Arthramid® Vet is recommended as a therapy for osteoarthritis. Osteoarthritis means inflammation of the joint and usually occurs secondary to wear and tear or following a traumatic injury of the joint. The result is increased fluid in the joint (effusion), cartilage loss, reduced joint mobility and pain (ie lameness). Unfortunately this process is progressive and our therapies are aimed at slowing this progression along with reducing the pain and improving the joint health.

How does ARTHRAMID® VET work?

Studies have shown that Arthramid® Vet integrates with the joint capsule and surrounding joint tissue via vessel in-growth and it functions by creating a continuous dynamic exchange of water. It is hypothesized to create a cushion-like effect in the joint, thus allowing preservation of the joint cartilage and aiding regeneration of any damaged joint cartilage and soft tissues. It is an addition to our arsenal against joint disease and may be beneficial in cases that are no longer responsive to steroid medications alone.

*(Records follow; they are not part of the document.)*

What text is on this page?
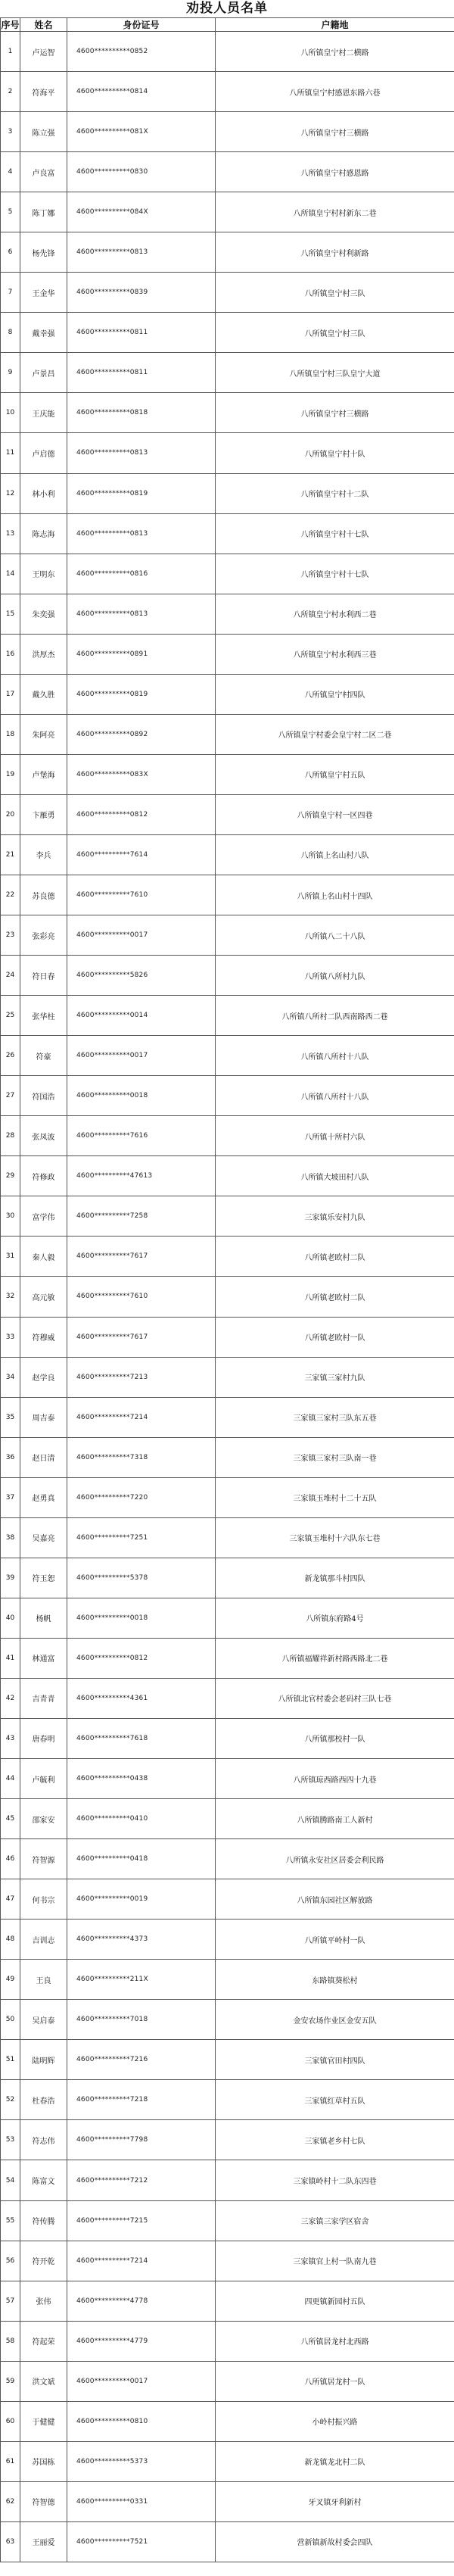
劝投人员名单
序号	姓名	身份证号	户籍地
1	卢运智	4600**********0852	八所镇皇宁村二横路
2	符海平	4600**********0814	八所镇皇宁村感恩东路六巷
3	陈立强	4600**********081X	八所镇皇宁村三横路
4	卢良富	4600**********0830	八所镇皇宁村感恩路
5	陈丁娜	4600**********084X	八所镇皇宁村村新东二巷
6	杨先锋	4600**********0813	八所镇皇宁村利新路
7	王金华	4600**********0839	八所镇皇宁村三队
8	戴幸强	4600**********0811	八所镇皇宁村三队
9	卢景昌	4600**********0811	八所镇皇宁村三队皇宁大道
10	王庆能	4600**********0818	八所镇皇宁村三横路
11	卢启德	4600**********0813	八所镇皇宁村十队
12	林小利	4600**********0819	八所镇皇宁村十二队
13	陈志海	4600**********0813	八所镇皇宁村十七队
14	王明东	4600**********0816	八所镇皇宁村十七队
15	朱奕强	4600**********0813	八所镇皇宁村水利西二巷
16	洪厚杰	4600**********0891	八所镇皇宁村水利西三巷
17	戴久胜	4600**********0819	八所镇皇宁村四队
18	朱阿亮	4600**********0892	八所镇皇宁村委会皇宁村二区二巷
19	卢堡海	4600**********083X	八所镇皇宁村五队
20	卞雁勇	4600**********0812	八所镇皇宁村一区四巷
21	李兵	4600**********7614	八所镇上名山村八队
22	苏良德	4600**********7610	八所镇上名山村十四队
23	张彩亮	4600**********0017	八所镇八二十八队
24	符日春	4600**********5826	八所镇八所村九队
25	张华柱	4600**********0014	八所镇八所村二队西南路西二巷
26	符豪	4600**********0017	八所镇八所村十八队
27	符国浩	4600**********0018	八所镇八所村十八队
28	张凤波	4600**********7616	八所镇十所村六队
29	符修政	4600**********47613	八所镇大坡田村八队
30	富学伟	4600**********7258	三家镇乐安村九队
31	秦人毅	4600**********7617	八所镇老欧村二队
32	高元敏	4600**********7610	八所镇老欧村二队
33	符穆威	4600**********7617	八所镇老欧村一队
34	赵学良	4600**********7213	三家镇三家村九队
35	周吉泰	4600**********7214	三家镇三家村三队东五巷
36	赵日清	4600**********7318	三家镇三家村三队南一巷
37	赵勇真	4600**********7220	三家镇玉堆村十二十五队
38	吴嘉亮	4600**********7251	三家镇玉堆村十六队东七巷
39	符玉恕	4600**********5378	新龙镇那斗村四队
40	杨帆	4600**********0018	八所镇东府路4号
41	林通富	4600**********0812	八所镇福耀祥新村路西路北二巷
42	吉青青	4600**********4361	八所镇北官村委会老码村三队七巷
43	唐春明	4600**********7618	八所镇那校村一队
44	卢毓利	4600**********0438	八所镇琼西路西四十九巷
45	邵家安	4600**********0410	八所镇腾路南工人新村
46	符智源	4600**********0418	八所镇永安社区居委会利民路
47	何书宗	4600**********0019	八所镇东园社区解放路
48	吉训志	4600**********4373	八所镇平岭村一队
49	王良	4600**********211X	东路镇葵松村
50	吴启泰	4600**********7018	金安农场作业区金安五队
51	陆明辉	4600**********7216	三家镇官田村四队
52	杜春浩	4600**********7218	三家镇红草村五队
53	符志伟	4600**********7798	三家镇老乡村七队
54	陈富文	4600**********7212	三家镇岭村十二队东四巷
55	符传腾	4600**********7215	三家镇三家学区宿舍
56	符开乾	4600**********7214	三家镇官上村一队南九巷
57	张伟	4600**********4778	四更镇新园村五队
58	符起荣	4600**********4779	八所镇居龙村北西路
59	洪文斌	4600**********0017	八所镇居龙村一队
60	于健健	4600**********0810	小岭村振兴路
61	苏国栋	4600**********5373	新龙镇龙北村二队
62	符智德	4600**********0331	牙叉镇牙利新村
63	王丽爱	4600**********7521	营新镇新故村委会四队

Arthramid® Vet hydrogel is injected into your horse’s affected joints in a process identical to routine joint injections. The area around the joint is clipped and aseptically prepared for sterile injection. Depending on the joint injected, a light dressing may be placed over the injection site for 24 hours.

What happens after the ARTHRAMID® VET injection?

As with all joint injections, we advise box rest initially, followed by a week of light exercise. Results are generally seen 2-3 weeks after the injection and noticeable benefits can last up to 8-12 months according to clinical trials.

ARTHRAMID® VET - Safety Profile

The polyacrylamide hydrogel technology is currently used for facial and body contouring in humans (ie lip filler) and for the treatment of female urinary incontinence. There have been in vitro and in vivo studies performed as well as clinical trials, and the data show that the polyacrylamide gel is well tolerated by patients with no systemic effects and minimal local adverse reactions.